When I had finished I saw that Cook’s face had gone all white and pink. I thought she was vexed with me again but she just said, ‘Is it true? Are you making it up?’ I said, how could I be, for I knew nothing about such things and cared a good deal less? Then she took my arm real hard and said, ‘Do you not know who those two women were?’
‘It does not say.’
She spoke so low I could scarce hear, ‘That is the sister of Miss Pankhurst, and her mother, maybe, too.’
Mrs Pankhurst and Miss Christabel Pankhurst visited today. I was never so frightened in my life. I had my new dress on, which is the most horrible thing in the world. It is brown without so much as a stitch of another colour. Just brown. I hate brown. It is the most horrible colour in the world. The only thing I do not hate is it does not squeeze my chest and my ankles are covered. Miss Sylvia asked me in the morning why I looked so wretched but I said nothing, knowing it was wicked of me to feel so rankled when it was done from good feeling and kindness. But
brown
! If there really is a heaven I hope there may be nothing brown there. Not even sugar or sausages.
Mrs Pankhurst is the most beautiful old person in the world. She does not look old at all, but must be for she has two grown daughters and more besides. Her cheeks are high and rounded like doorknobs and her eyes are like violet jewels. She is so clean. It is hard to think how Miss Sylvia can have so much hair falling down when her mother is like a
perfect picture of tidiness. Still, I am very fearful of her. She is like a great power that is silent till roused forth like a mighty lightning.
Miss Christabel Pankhurst is the most beautiful person in the whole world. She is beyond the riches of Sheba. Her hair is dark as currants and wound round so it glows like an angel’s halo. Her skin is pale and pinky with little dots round her nose and her eyes shine like blue stars. Her voice is low and strong and she wore a most beautiful white blouse with tiny flowers in blue and yellow all over it and a black skirt. I felt like a muddy puddle beside them.

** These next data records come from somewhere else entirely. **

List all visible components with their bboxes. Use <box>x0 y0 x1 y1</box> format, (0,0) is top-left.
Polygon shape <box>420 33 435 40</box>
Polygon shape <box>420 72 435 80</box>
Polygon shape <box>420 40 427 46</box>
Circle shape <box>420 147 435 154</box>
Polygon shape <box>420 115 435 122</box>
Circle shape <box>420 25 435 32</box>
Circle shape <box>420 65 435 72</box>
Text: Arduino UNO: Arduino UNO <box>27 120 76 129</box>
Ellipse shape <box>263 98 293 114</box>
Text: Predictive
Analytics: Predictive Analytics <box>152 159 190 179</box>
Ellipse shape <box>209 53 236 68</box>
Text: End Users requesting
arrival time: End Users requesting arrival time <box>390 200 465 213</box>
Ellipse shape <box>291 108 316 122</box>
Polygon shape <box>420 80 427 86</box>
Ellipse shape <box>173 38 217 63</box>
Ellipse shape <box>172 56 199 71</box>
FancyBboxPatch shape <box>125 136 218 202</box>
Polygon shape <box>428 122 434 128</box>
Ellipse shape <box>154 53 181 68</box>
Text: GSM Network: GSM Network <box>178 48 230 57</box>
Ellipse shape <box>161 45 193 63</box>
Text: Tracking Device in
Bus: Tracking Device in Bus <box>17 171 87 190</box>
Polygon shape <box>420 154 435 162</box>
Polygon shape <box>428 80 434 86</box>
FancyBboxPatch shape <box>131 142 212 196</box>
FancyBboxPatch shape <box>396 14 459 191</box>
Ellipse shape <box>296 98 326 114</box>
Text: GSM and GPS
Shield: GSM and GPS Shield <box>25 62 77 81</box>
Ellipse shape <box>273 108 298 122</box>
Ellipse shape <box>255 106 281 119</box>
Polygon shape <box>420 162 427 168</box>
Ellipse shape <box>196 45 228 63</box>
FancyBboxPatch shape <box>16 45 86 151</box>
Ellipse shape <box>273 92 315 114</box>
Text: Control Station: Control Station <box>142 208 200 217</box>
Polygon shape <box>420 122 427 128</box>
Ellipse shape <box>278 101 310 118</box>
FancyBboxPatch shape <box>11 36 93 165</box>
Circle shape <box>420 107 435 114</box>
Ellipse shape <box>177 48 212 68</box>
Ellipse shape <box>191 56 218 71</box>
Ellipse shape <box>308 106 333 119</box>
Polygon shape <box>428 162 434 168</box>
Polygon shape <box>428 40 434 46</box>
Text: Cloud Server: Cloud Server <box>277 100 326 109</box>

Cook had told me they were to take tea with Miss Sylvia in the parlour, and I must be sure to cover the tray with a linen cloth, and not to slop the tea. A little after three a cab drew up and out got two ladies. Cook said, ‘You’d best make haste or Mrs Roe will be there before you,’ so I ran up the stairs from the kitchen and opened the door and there they were, stately as queens. I almost thought I should curtsey but luckily Miss Sylvia came hurrying down the stairs just then and they were too much taken with greeting each other to see if I had or I hadn’t. I took their coats and that was when I saw how fine their dress was, especially Miss Christabel’s – much finer than her sister’s – and I wished with all my heart I had had on my old one which was grey and at the least did not make me look like ditch water.
I showed them into the parlour, thinking how different they were from Miss Sylvia’s lady friends that had run off to catch the omnibus. I cannot imagine Mrs Pankhurst ever running. Rather she would glide like a swan, and Miss Christabel would soar like an eagle.